As I begin to explain that I am not the nurse assigned to this visitor’s mother’s case, but I’m happy to go check and see, the visitor gives me another earful about the incompetence of our staff. Now doubly distracted, first by lateral violence and second by aggression from a visitor, is this where I forget to wash my hands before I go in to help my next patient? Is this where I turn my back on a patient who I shouldn’t—and they fall? Is this where I attempt to “shortcut” a procedure and strain my back lifting someone inappropriately? Is this where I lose my cool, and yell at a colleague or a patient?
You’ve heard me say before that staff safety and patient safety are inherently intertwined
. I believe that more and more as each day passes. I can’t help but wonder how it’s all interconnected. Yet, just as we have little oversight on the reporting and documenting of adverse events in healthcare, we also have little oversight regarding training for staff who encounter these stressful situations every day. The attention to detail required for excellence in healthcare does not jibe with workplace violence—whether that be discourtesy or disrespect or verbal or physical violence. Being exposed to incidents of workplace violence can only contribute to an increased risk of other adverse events.

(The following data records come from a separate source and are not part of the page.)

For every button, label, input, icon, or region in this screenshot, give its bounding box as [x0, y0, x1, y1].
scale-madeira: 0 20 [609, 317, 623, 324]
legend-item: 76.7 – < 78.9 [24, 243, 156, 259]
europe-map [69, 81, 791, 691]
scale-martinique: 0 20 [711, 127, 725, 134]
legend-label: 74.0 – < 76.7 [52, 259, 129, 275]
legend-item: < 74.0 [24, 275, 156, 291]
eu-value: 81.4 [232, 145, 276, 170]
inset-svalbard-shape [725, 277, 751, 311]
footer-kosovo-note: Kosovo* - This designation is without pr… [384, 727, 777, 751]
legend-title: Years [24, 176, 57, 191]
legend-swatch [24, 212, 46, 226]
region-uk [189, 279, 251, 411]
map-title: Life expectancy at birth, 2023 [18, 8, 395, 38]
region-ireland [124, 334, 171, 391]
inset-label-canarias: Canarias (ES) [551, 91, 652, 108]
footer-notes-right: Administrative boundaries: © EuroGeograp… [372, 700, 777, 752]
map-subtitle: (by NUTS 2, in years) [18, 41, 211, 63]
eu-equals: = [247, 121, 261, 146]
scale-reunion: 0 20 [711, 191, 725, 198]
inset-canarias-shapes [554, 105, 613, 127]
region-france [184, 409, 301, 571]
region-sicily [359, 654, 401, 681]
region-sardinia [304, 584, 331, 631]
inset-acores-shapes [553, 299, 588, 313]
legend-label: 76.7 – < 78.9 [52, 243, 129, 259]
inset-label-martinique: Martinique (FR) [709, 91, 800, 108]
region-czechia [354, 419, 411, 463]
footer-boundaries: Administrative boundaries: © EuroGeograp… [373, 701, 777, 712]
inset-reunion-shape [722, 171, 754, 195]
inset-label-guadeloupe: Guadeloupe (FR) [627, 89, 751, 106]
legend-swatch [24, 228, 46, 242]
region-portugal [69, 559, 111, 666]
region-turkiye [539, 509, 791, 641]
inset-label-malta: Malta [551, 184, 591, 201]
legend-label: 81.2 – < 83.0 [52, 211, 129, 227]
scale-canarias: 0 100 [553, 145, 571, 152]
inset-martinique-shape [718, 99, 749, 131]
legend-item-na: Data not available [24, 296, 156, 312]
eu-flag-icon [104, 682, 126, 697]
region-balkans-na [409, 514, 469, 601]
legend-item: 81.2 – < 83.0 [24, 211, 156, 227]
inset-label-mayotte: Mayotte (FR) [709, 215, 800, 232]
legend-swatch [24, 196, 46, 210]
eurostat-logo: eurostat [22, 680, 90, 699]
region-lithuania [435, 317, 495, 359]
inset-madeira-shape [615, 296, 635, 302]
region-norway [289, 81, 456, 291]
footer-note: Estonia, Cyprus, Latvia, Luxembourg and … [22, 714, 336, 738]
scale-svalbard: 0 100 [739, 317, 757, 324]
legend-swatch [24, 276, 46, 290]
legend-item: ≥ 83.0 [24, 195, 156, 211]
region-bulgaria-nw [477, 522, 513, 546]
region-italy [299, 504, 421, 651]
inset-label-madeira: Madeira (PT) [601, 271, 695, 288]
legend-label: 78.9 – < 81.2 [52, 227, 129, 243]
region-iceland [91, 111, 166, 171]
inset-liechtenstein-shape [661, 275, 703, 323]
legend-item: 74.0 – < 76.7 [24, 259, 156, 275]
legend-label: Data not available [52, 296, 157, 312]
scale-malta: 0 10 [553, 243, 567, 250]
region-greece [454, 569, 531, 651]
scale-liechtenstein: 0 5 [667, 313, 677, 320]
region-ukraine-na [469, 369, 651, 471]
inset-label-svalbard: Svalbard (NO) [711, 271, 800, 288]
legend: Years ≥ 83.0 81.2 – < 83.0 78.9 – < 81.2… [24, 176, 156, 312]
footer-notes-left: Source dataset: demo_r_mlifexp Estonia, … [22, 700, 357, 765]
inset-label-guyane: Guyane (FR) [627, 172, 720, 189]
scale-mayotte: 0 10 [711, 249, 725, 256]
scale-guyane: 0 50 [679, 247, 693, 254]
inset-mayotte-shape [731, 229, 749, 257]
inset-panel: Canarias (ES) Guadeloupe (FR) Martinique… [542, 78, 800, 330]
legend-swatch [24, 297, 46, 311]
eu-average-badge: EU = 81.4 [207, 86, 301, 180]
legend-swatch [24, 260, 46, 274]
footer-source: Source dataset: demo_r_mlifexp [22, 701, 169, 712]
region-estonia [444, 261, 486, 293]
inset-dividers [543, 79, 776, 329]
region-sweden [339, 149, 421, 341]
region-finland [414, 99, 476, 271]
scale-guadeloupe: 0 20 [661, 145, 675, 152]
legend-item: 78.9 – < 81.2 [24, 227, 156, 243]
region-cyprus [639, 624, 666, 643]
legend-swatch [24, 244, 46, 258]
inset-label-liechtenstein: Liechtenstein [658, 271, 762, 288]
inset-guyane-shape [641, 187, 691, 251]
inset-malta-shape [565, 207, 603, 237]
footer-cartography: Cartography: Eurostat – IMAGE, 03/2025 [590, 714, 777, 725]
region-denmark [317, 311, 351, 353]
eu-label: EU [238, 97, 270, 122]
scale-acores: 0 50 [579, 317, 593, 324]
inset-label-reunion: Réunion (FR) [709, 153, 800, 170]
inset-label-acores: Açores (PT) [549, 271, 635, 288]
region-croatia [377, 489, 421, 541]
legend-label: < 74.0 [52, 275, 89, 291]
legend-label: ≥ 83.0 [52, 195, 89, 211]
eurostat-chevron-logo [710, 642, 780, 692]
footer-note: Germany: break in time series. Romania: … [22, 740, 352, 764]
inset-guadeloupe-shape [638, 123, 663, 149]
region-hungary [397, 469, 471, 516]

So, yes, implement hand-washing and medication-error reduction programs. Aim to reduce falls and needle sticks. But don’t forget about the situations that distract us from successfully implementing those initiatives. Staff who are equipped with the skills to recognize the early warning signs of potential crisis, who are equipped with skills to understand the Precipitating Factors contributing to potential violence, and who are equipped with skills to quickly resolve conflict will be safer in the workplace all the way around.